SALT LAKE CITY (AP) — A mother sued Utah school administrators Tuesday, alleging that a school bus driver trapped her biracial son in the door and drove away in a racially motivated incident.

Brenda Mayes said in the lawsuit that bus driver John Naisbitt intentionally closed the door on her son’s backpack as he was getting off the bus in February. He was pinned to the outside of the door as the bus drove down the street for about 175 feet (53 meters), but the boy wasn’t physically injured.

Security footage shows other students struggle to open the door and free him.

Mayes’ son, who is half white and half black, is a seventh-grader at West Point Junior High School in an overwhelmingly white state, her attorney Bob Sykes said.

“My first thought was: ‘I’m glad he didn’t kill him,’” Mayes told reporters. “I was in disbelief; he was just trying to go to school.”

Other parents of children in West Point, a small city about 30 miles (48 kilometers) north of Salt Lake City, have told administrators about harassment and discrimination by Naisbitt, with little action taken, the lawsuit said.

Mayes accused the bus driver of not doing anything to stop a white student from physically assaulting a biracial girl on the bus. Her son had to intervene, Mayes said.

Davis County School District spokeswoman Shauna Lund said she could not comment on the lawsuit but that issues of discrimination are thoroughly investigated.

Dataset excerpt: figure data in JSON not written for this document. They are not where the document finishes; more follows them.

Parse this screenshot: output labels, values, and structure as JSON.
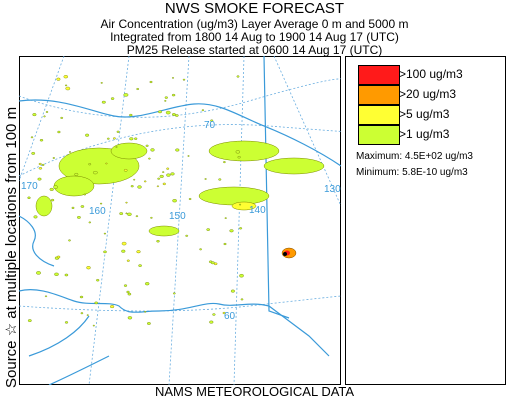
{
  "header": {
    "title": "NWS SMOKE FORECAST",
    "line1": "Air Concentration (ug/m3) Layer Average    0 m and  5000 m",
    "line2": "Integrated from 1800 14 Aug to 1900 14 Aug 17 (UTC)",
    "line3": "PM25 Release started at 0600 14 Aug 17 (UTC)"
  },
  "side_label": "Source ☆  at multiple locations  from  100 m",
  "footer": "NAMS METEOROLOGICAL DATA",
  "map": {
    "lon_labels": [
      "170",
      "160",
      "150",
      "140",
      "130"
    ],
    "lat_labels": [
      "70",
      "60"
    ],
    "colors": {
      "coast": "#3a9ad9",
      "grid": "#6aaee0",
      "border": "#3a9ad9"
    }
  },
  "legend": {
    "items": [
      {
        "label": ">100 ug/m3",
        "color": "#ff1a1a"
      },
      {
        "label": ">20 ug/m3",
        "color": "#ff9a00"
      },
      {
        "label": ">5 ug/m3",
        "color": "#ffff33"
      },
      {
        "label": ">1 ug/m3",
        "color": "#ccff33"
      }
    ],
    "maximum": "Maximum: 4.5E+02 ug/m3",
    "minimum": "Minimum: 5.8E-10 ug/m3"
  }
}
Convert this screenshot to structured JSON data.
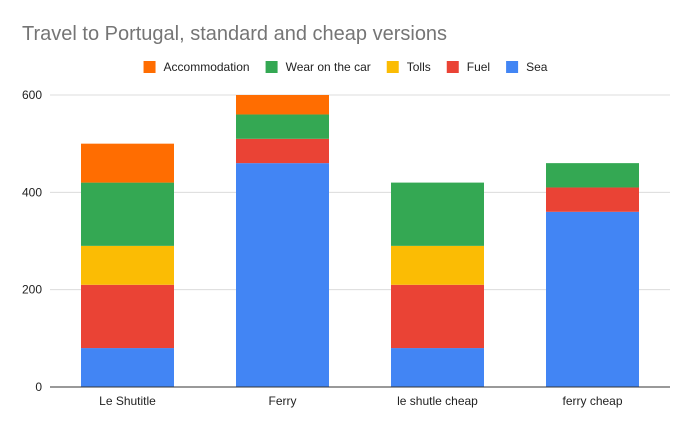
{
  "chart_data": {
    "type": "bar",
    "stacked": true,
    "title": "Travel to Portugal, standard and cheap versions",
    "xlabel": "",
    "ylabel": "",
    "categories": [
      "Le Shutitle",
      "Ferry",
      "le shutle cheap",
      "ferry cheap"
    ],
    "ylim": [
      0,
      600
    ],
    "yticks": [
      0,
      200,
      400,
      600
    ],
    "grid": true,
    "legend_position": "top",
    "legend_order": [
      "Accommodation",
      "Wear on the car",
      "Tolls",
      "Fuel",
      "Sea"
    ],
    "series": [
      {
        "name": "Sea",
        "color": "#4285f4",
        "values": [
          80,
          460,
          80,
          360
        ]
      },
      {
        "name": "Fuel",
        "color": "#ea4335",
        "values": [
          130,
          50,
          130,
          50
        ]
      },
      {
        "name": "Tolls",
        "color": "#fbbc04",
        "values": [
          80,
          0,
          80,
          0
        ]
      },
      {
        "name": "Wear on the car",
        "color": "#34a853",
        "values": [
          130,
          50,
          130,
          50
        ]
      },
      {
        "name": "Accommodation",
        "color": "#ff6d01",
        "values": [
          80,
          40,
          0,
          0
        ]
      }
    ]
  }
}
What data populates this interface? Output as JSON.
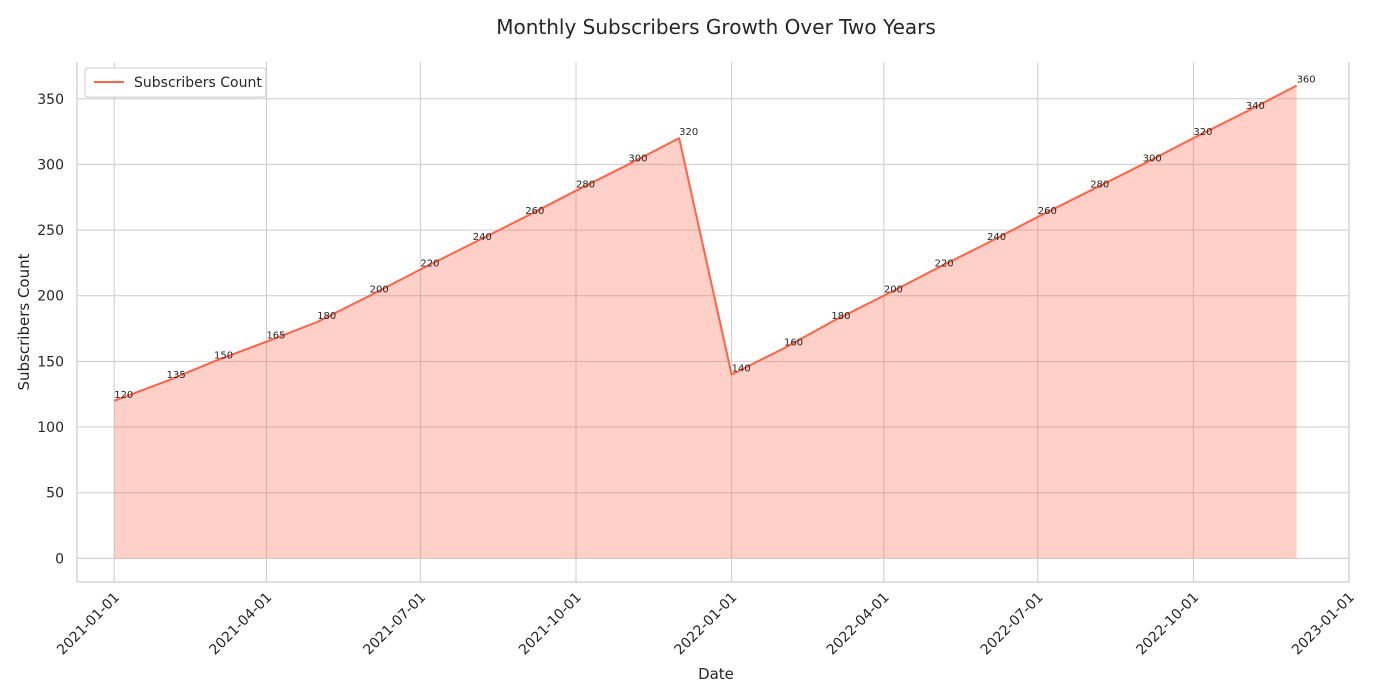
{
  "chart_data": {
    "type": "area",
    "title": "Monthly Subscribers Growth Over Two Years",
    "xlabel": "Date",
    "ylabel": "Subscribers Count",
    "legend": {
      "position": "top-left",
      "entries": [
        "Subscribers Count"
      ]
    },
    "grid": true,
    "x": [
      "2021-01-01",
      "2021-02-01",
      "2021-03-01",
      "2021-04-01",
      "2021-05-01",
      "2021-06-01",
      "2021-07-01",
      "2021-08-01",
      "2021-09-01",
      "2021-10-01",
      "2021-11-01",
      "2021-12-01",
      "2022-01-01",
      "2022-02-01",
      "2022-03-01",
      "2022-04-01",
      "2022-05-01",
      "2022-06-01",
      "2022-07-01",
      "2022-08-01",
      "2022-09-01",
      "2022-10-01",
      "2022-11-01",
      "2022-12-01"
    ],
    "series": [
      {
        "name": "Subscribers Count",
        "values": [
          120,
          135,
          150,
          165,
          180,
          200,
          220,
          240,
          260,
          280,
          300,
          320,
          140,
          160,
          180,
          200,
          220,
          240,
          260,
          280,
          300,
          320,
          340,
          360
        ]
      }
    ],
    "xlim": [
      "2020-12-10",
      "2023-01-01"
    ],
    "ylim": [
      -18,
      378
    ],
    "x_ticks": [
      "2021-01-01",
      "2021-04-01",
      "2021-07-01",
      "2021-10-01",
      "2022-01-01",
      "2022-04-01",
      "2022-07-01",
      "2022-10-01",
      "2023-01-01"
    ],
    "y_ticks": [
      0,
      50,
      100,
      150,
      200,
      250,
      300,
      350
    ],
    "colors": {
      "line": "#ff6347",
      "fill": "#ffcdc6",
      "grid": "#cccccc"
    }
  }
}
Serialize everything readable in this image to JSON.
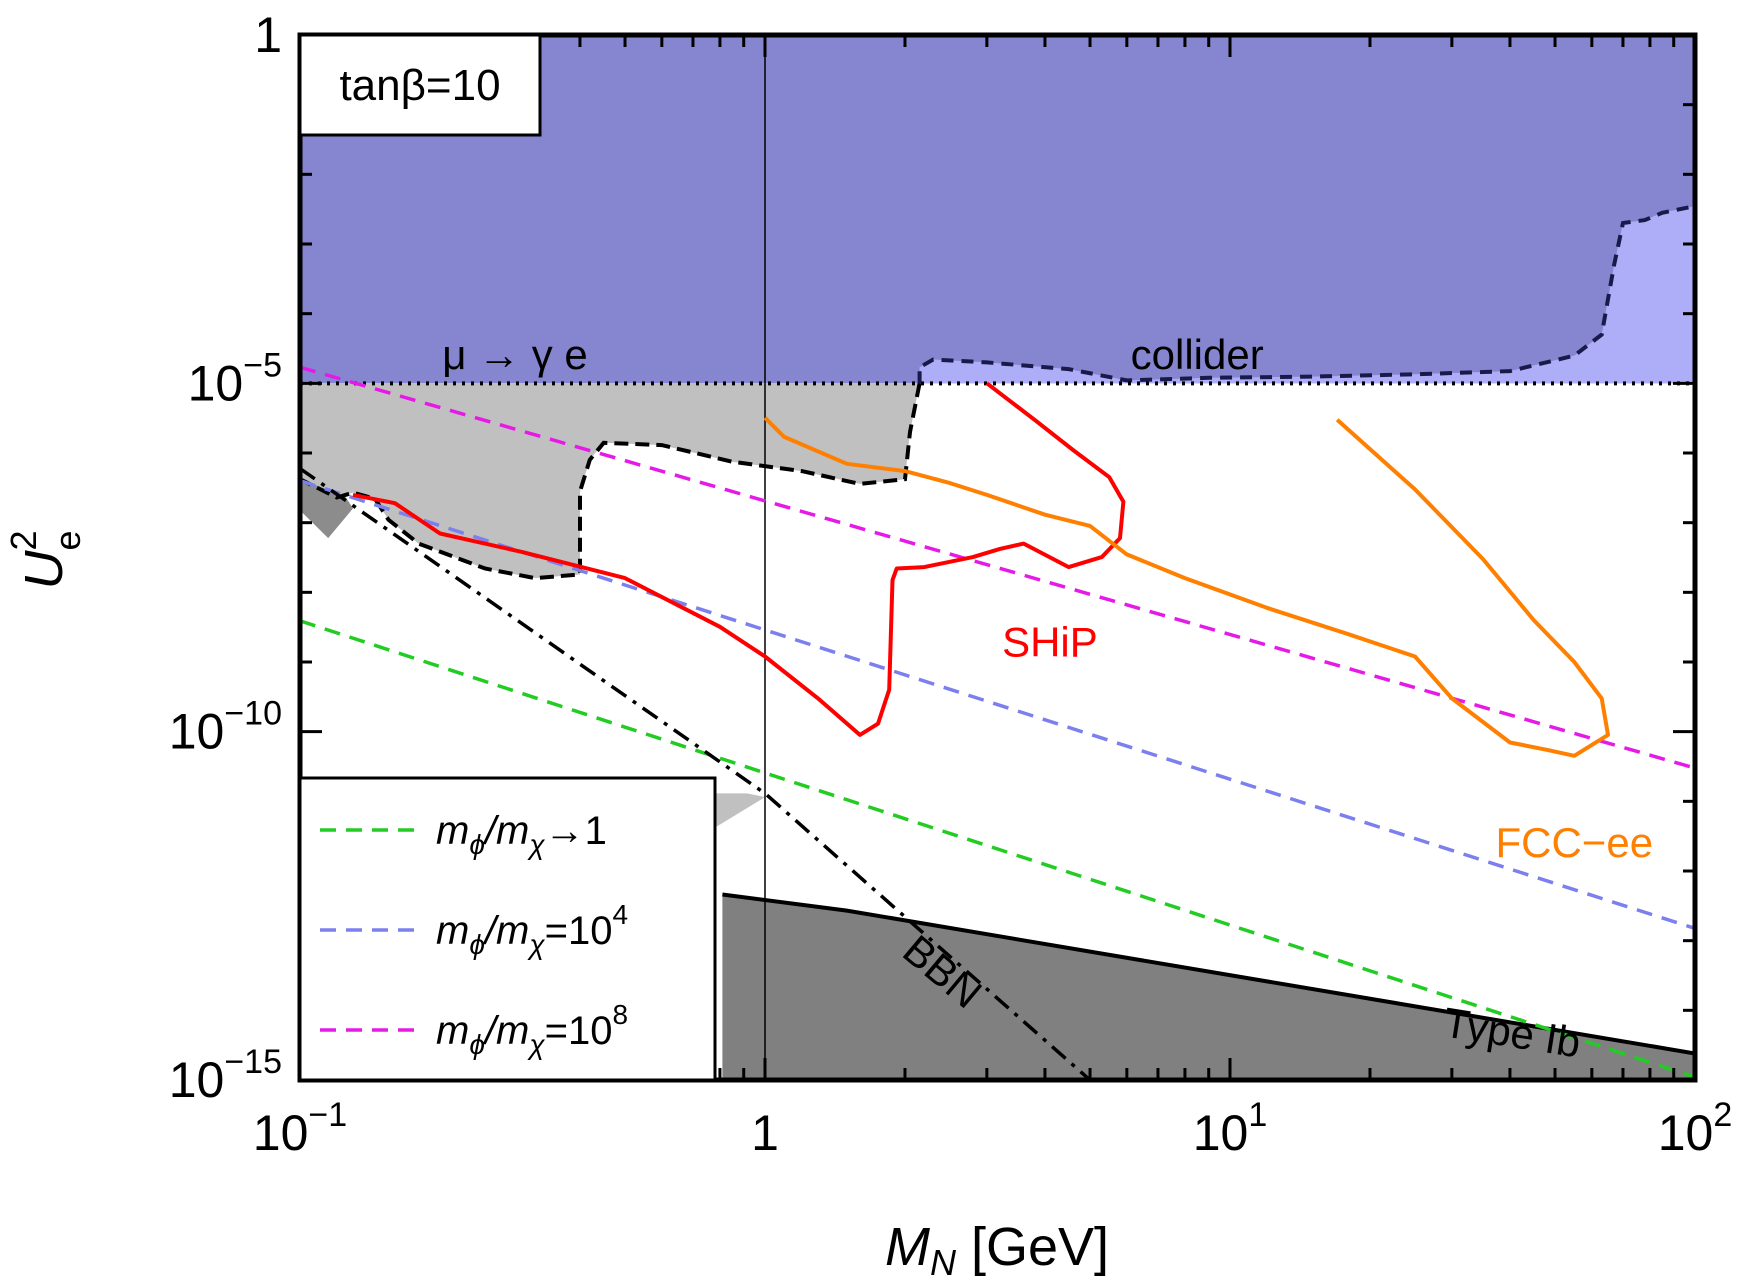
{
  "chart_data": {
    "type": "line",
    "title": "",
    "xlabel": "M_N [GeV]",
    "ylabel": "U_e^2",
    "xscale": "log",
    "yscale": "log",
    "xlim": [
      0.1,
      100
    ],
    "ylim": [
      1e-15,
      1
    ],
    "x_ticks": [
      {
        "value": 0.1,
        "base": "10",
        "exp": "−1"
      },
      {
        "value": 1,
        "base": "1",
        "exp": ""
      },
      {
        "value": 10,
        "base": "10",
        "exp": "1"
      },
      {
        "value": 100,
        "base": "10",
        "exp": "2"
      }
    ],
    "y_ticks": [
      {
        "value": 1,
        "base": "1",
        "exp": ""
      },
      {
        "value": 1e-05,
        "base": "10",
        "exp": "−5"
      },
      {
        "value": 1e-10,
        "base": "10",
        "exp": "−10"
      },
      {
        "value": 1e-15,
        "base": "10",
        "exp": "−15"
      }
    ],
    "inset_label": "tanβ=10",
    "reference_lines": [
      {
        "name": "x = 1 GeV",
        "x": 1,
        "color": "#000000"
      },
      {
        "name": "mu-gamma-e bound",
        "y": 1e-05,
        "color": "#000000",
        "style": "dotted"
      }
    ],
    "regions": [
      {
        "name": "μ → γ e",
        "color": "#8585d0",
        "points": [
          [
            0.1,
            1e-05
          ],
          [
            100,
            1e-05
          ],
          [
            100,
            1
          ],
          [
            0.1,
            1
          ]
        ]
      },
      {
        "name": "collider",
        "color": "#aeaef8",
        "border": "#1a1a4a",
        "points": [
          [
            2.15,
            1e-05
          ],
          [
            2.15,
            1.7e-05
          ],
          [
            2.3,
            2.2e-05
          ],
          [
            3.0,
            2e-05
          ],
          [
            4.5,
            1.6e-05
          ],
          [
            6.0,
            1.1e-05
          ],
          [
            9.0,
            1.2e-05
          ],
          [
            15,
            1.25e-05
          ],
          [
            25,
            1.35e-05
          ],
          [
            40,
            1.5e-05
          ],
          [
            55,
            2.5e-05
          ],
          [
            63,
            5e-05
          ],
          [
            67,
            0.0005
          ],
          [
            70,
            0.002
          ],
          [
            78,
            0.0022
          ],
          [
            85,
            0.0028
          ],
          [
            100,
            0.0035
          ],
          [
            100,
            1e-05
          ]
        ]
      },
      {
        "name": "excluded-grey",
        "color": "#c0c0c0",
        "border": "#000000",
        "points": [
          [
            0.1,
            1e-05
          ],
          [
            2.15,
            1e-05
          ],
          [
            2.05,
            2e-06
          ],
          [
            2.0,
            4.2e-07
          ],
          [
            1.6,
            3.6e-07
          ],
          [
            1.2,
            5.5e-07
          ],
          [
            0.85,
            7.5e-07
          ],
          [
            0.6,
            1.3e-06
          ],
          [
            0.45,
            1.4e-06
          ],
          [
            0.42,
            8e-07
          ],
          [
            0.4,
            2.8e-07
          ],
          [
            0.4,
            1.8e-08
          ],
          [
            0.32,
            1.6e-08
          ],
          [
            0.25,
            2.2e-08
          ],
          [
            0.18,
            5e-08
          ],
          [
            0.155,
            1.1e-07
          ],
          [
            0.145,
            2.2e-07
          ],
          [
            0.13,
            2.7e-07
          ],
          [
            0.12,
            2.3e-07
          ],
          [
            0.1,
            4.2e-07
          ],
          [
            0.1,
            1.3e-11
          ],
          [
            0.915,
            1.3e-11
          ],
          [
            1.0,
            1.15e-11
          ],
          [
            0.1,
            1e-15
          ]
        ]
      },
      {
        "name": "BBN-dark",
        "color": "#8c8c8c",
        "points": [
          [
            0.1,
            1.5e-07
          ],
          [
            0.1,
            4.2e-07
          ],
          [
            0.125,
            2.4e-07
          ],
          [
            0.13,
            1.6e-07
          ],
          [
            0.115,
            6e-08
          ],
          [
            0.1,
            1.5e-07
          ]
        ]
      },
      {
        "name": "Type Ib",
        "color": "#808080",
        "border": "#000000",
        "points": [
          [
            0.81,
            1e-15
          ],
          [
            0.81,
            4.6e-13
          ],
          [
            1.5,
            2.7e-13
          ],
          [
            100,
            2.4e-15
          ],
          [
            100,
            1e-15
          ]
        ]
      }
    ],
    "series": [
      {
        "name": "SHiP",
        "color": "#ff0000",
        "style": "solid",
        "points": [
          [
            0.13,
            2.5e-07
          ],
          [
            0.16,
            1.9e-07
          ],
          [
            0.2,
            7e-08
          ],
          [
            0.3,
            3.8e-08
          ],
          [
            0.5,
            1.6e-08
          ],
          [
            0.8,
            3.2e-09
          ],
          [
            1.0,
            1.2e-09
          ],
          [
            1.3,
            3e-10
          ],
          [
            1.6,
            9e-11
          ],
          [
            1.75,
            1.3e-10
          ],
          [
            1.85,
            4e-10
          ],
          [
            1.88,
            1.5e-08
          ],
          [
            1.92,
            2.2e-08
          ],
          [
            2.2,
            2.3e-08
          ],
          [
            2.8,
            3.2e-08
          ],
          [
            3.2,
            4.2e-08
          ],
          [
            3.6,
            5e-08
          ],
          [
            4.5,
            2.3e-08
          ],
          [
            5.3,
            3.2e-08
          ],
          [
            5.8,
            6e-08
          ],
          [
            5.9,
            2e-07
          ],
          [
            5.5,
            4.5e-07
          ],
          [
            4.6,
            1.1e-06
          ],
          [
            3.8,
            3e-06
          ],
          [
            3.0,
            1e-05
          ]
        ]
      },
      {
        "name": "FCC-ee",
        "color": "#ff8000",
        "style": "solid",
        "points": [
          [
            1.0,
            3.2e-06
          ],
          [
            1.1,
            1.7e-06
          ],
          [
            1.5,
            7e-07
          ],
          [
            2.0,
            5.5e-07
          ],
          [
            2.5,
            3.7e-07
          ],
          [
            3.0,
            2.5e-07
          ],
          [
            4.0,
            1.3e-07
          ],
          [
            5.0,
            9e-08
          ],
          [
            6.0,
            3.5e-08
          ],
          [
            8.0,
            1.6e-08
          ],
          [
            12,
            6e-09
          ],
          [
            18,
            2.5e-09
          ],
          [
            25,
            1.2e-09
          ],
          [
            30,
            3e-10
          ],
          [
            40,
            7e-11
          ],
          [
            48,
            5.5e-11
          ],
          [
            55,
            4.5e-11
          ],
          [
            65,
            9e-11
          ],
          [
            63,
            3e-10
          ],
          [
            55,
            1e-09
          ],
          [
            45,
            4e-09
          ],
          [
            35,
            3e-08
          ],
          [
            25,
            3e-07
          ],
          [
            17,
            3e-06
          ]
        ]
      },
      {
        "name": "BBN",
        "color": "#000000",
        "style": "dashdot",
        "points": [
          [
            0.1,
            6e-07
          ],
          [
            1.0,
            1.3e-11
          ],
          [
            5.0,
            1e-15
          ]
        ]
      }
    ],
    "legend": [
      {
        "label_main": "m",
        "sub1": "ϕ",
        "sep": "/m",
        "sub2": "χ",
        "rel": "→1",
        "sup": "",
        "color": "#22cc22",
        "y_at_xmin": 3.9e-09,
        "y_at_xmax": 1.1e-15,
        "style": "dashed"
      },
      {
        "label_main": "m",
        "sub1": "ϕ",
        "sep": "/m",
        "sub2": "χ",
        "rel": "=10",
        "sup": "4",
        "color": "#7b80ee",
        "y_at_xmin": 4e-07,
        "y_at_xmax": 1.5e-13,
        "style": "dashed"
      },
      {
        "label_main": "m",
        "sub1": "ϕ",
        "sep": "/m",
        "sub2": "χ",
        "rel": "=10",
        "sup": "8",
        "color": "#e61ae6",
        "y_at_xmin": 1.7e-05,
        "y_at_xmax": 3e-11,
        "style": "dashed"
      }
    ],
    "annotations": [
      {
        "text": "μ → γ e",
        "color": "#000000",
        "x": 0.29,
        "y": 1.6e-05,
        "rotate": 0
      },
      {
        "text": "collider",
        "color": "#000000",
        "x": 8.5,
        "y": 1.6e-05,
        "rotate": 0
      },
      {
        "text": "SHiP",
        "color": "#ff0000",
        "x": 4.1,
        "y": 1.2e-09,
        "rotate": 0
      },
      {
        "text": "FCC−ee",
        "color": "#ff8000",
        "x": 55,
        "y": 1.6e-12,
        "rotate": 0
      },
      {
        "text": "BBN",
        "color": "#000000",
        "x": 2.3,
        "y": 2.5e-14,
        "rotate": 40
      },
      {
        "text": "Type Ib",
        "color": "#000000",
        "x": 40,
        "y": 3e-15,
        "rotate": 9
      }
    ]
  }
}
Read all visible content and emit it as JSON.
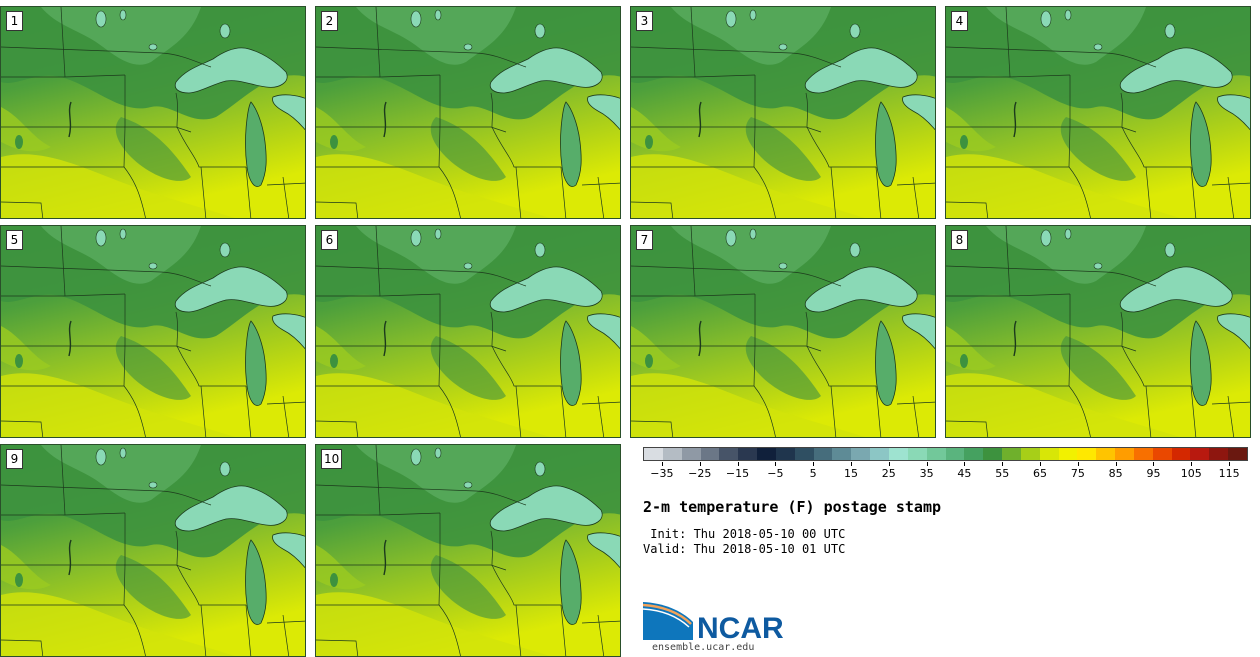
{
  "panels": [
    {
      "label": "1"
    },
    {
      "label": "2"
    },
    {
      "label": "3"
    },
    {
      "label": "4"
    },
    {
      "label": "5"
    },
    {
      "label": "6"
    },
    {
      "label": "7"
    },
    {
      "label": "8"
    },
    {
      "label": "9"
    },
    {
      "label": "10"
    }
  ],
  "colorbar": {
    "tick_labels": [
      "−35",
      "−25",
      "−15",
      "−5",
      "5",
      "15",
      "25",
      "35",
      "45",
      "55",
      "65",
      "75",
      "85",
      "95",
      "105",
      "115"
    ],
    "min": -40,
    "max": 120,
    "colors": [
      "#d9dde2",
      "#b4bcc4",
      "#8f99a5",
      "#6b7787",
      "#475468",
      "#2a3850",
      "#10203b",
      "#1f354d",
      "#2f4f62",
      "#466d7c",
      "#5e8b96",
      "#7aa8b0",
      "#8cc6c5",
      "#9ee3d0",
      "#8ad9b6",
      "#72c89a",
      "#5ab47e",
      "#45a160",
      "#3d923e",
      "#6fb02c",
      "#a7cf18",
      "#d8e607",
      "#f2f100",
      "#ffe800",
      "#ffc400",
      "#ff9d00",
      "#f87000",
      "#ea4800",
      "#d42800",
      "#b8190f",
      "#8e160f",
      "#6a1810"
    ]
  },
  "title": "2-m temperature (F) postage stamp",
  "init": " Init: Thu 2018-05-10 00 UTC",
  "valid": "Valid: Thu 2018-05-10 01 UTC",
  "logo": {
    "text": "NCAR",
    "url": "ensemble.ucar.edu"
  },
  "colors": {
    "cold_land": "#3d923e",
    "mid_land": "#5aa83a",
    "warm_land": "#a7cf18",
    "hot_land": "#d8e607",
    "lake": "#8ad9b6",
    "border": "#1c3a1c"
  }
}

“We do not tolerate any form of racial discrimination in our schools,” she said.

Naisbitt couldn’t immediately be reached for comment. Lund said he no longer works for the district. The lawsuit asserted the school allowed him to retire and did not fire him.

Mayes also said Naisbitt intentionally closed the bus doors on her younger son, a fifth-grade student at West Point Elementary School, in October, along with another biracial student.

Parents of the other student sent administrators photos of the injuries their child had suffered, but school officials “failed to show up or take significant action,” the lawsuit said.

Naisbitt continued to drive the same route after both incidents, Mayes said. Her son has been traumatized and the bus driver has created “a hostile educational climate based upon races,” the lawsuit said.

Davis County school district also came under fire in March after a teacher made a 9-year-old student wipe an ash cross off his forehead on Ash Wednesday.